Very few organizations with less than stellar people do a consistently good job of taking care of clients without having problems in service, quality and client retention.
Hiring and keeping the best employees is always a challenge; finding fair employees is never a problem.
I believe that one very good employee is worth at least two, and possibly more, fair employees. If you follow baseball, all you need to do is look at the Los Angeles Dodgers. Having Manny Ramirez on the team and paying him a salary of $20 million sounds like a lot until you consider that Jason Schmidt and Andruw Jones make a combined salary of $29.9 million and neither of them contributed to the club in a meaningful way this season.
Today is a good a day as any other to decide to divide your employees by putting them into two categories: those that are very good and those that are fair. Put another way, who are your A and B employees and who are your C and D employees?
Regarding your A- and B-rated employees can you answer the question that the organization is paying them more than your C and D employees? If not, why not?
Does that mean you should fire those that you have rated C and D employees? No. What it means is that those employees need to have their performance reviewed and discussed.
It is probably time to sit down and explain to every C and D employee what they need to be doing that they are not and what they need to stop doing and get started doing to help the organization.
It doesn’t have to be a difficult conversation. It can, in fact, be an enlightening one for both parties.
I was impressed by the actions that one owner took when he became frustrated with a key employee. He told the employee that it was time for her annual performance review and that she was to list her goals and then rate herself as to how she was doing on each goal. He told her that he would do the same and once they both had completed their independent assessments, they would meet and discuss their findings.
Once they sat down, several things were revealed. The first was that the owner had not been clear about telling the employee what his expectations were. The second is that the employee had assumed she knew what the owner wanted. Neither of them was wrong and neither of them was right. It was an issue of not communicating effectively with each other.
This misunderstanding was the source of his frustration and her belief that she was doing what her supervisor wanted.
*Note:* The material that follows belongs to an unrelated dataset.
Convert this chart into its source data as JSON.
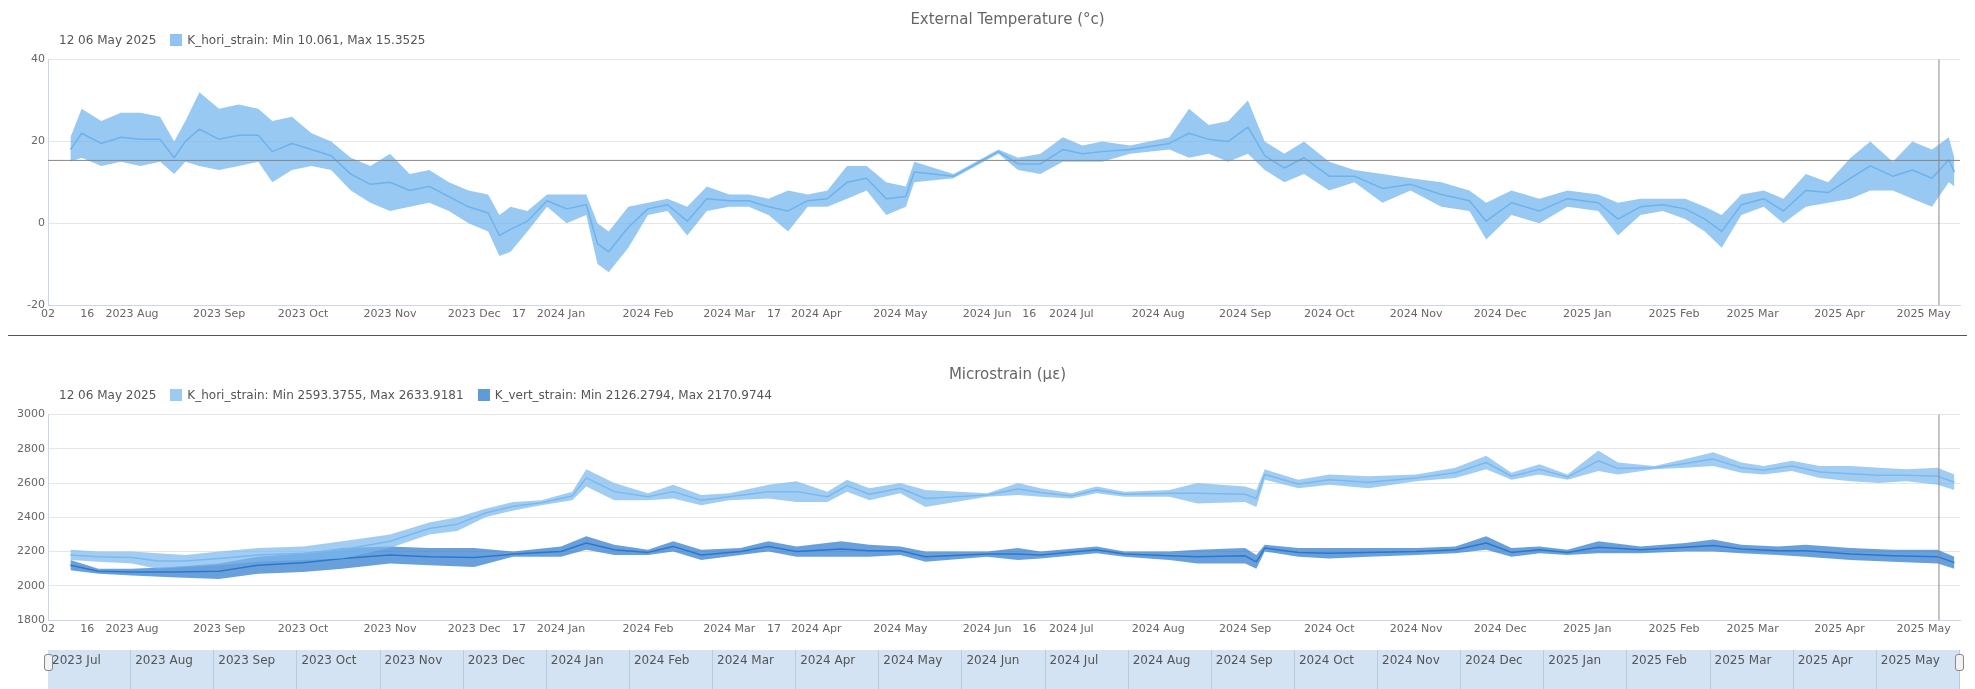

They proceeded to discuss closing the gap between expectations and execution and since that time, have worked well together.
Neither owners nor employees are immune from hearing the continuing bad news about the current economy. Hiring the best still matters. In fact, in a slowdown, every company should be looking at what it will take to keep their best employees instead of letting them leave for a competitor.
As for those C- and D-rated employees, wouldn’t some of them serve you better by being on the payroll of your competition?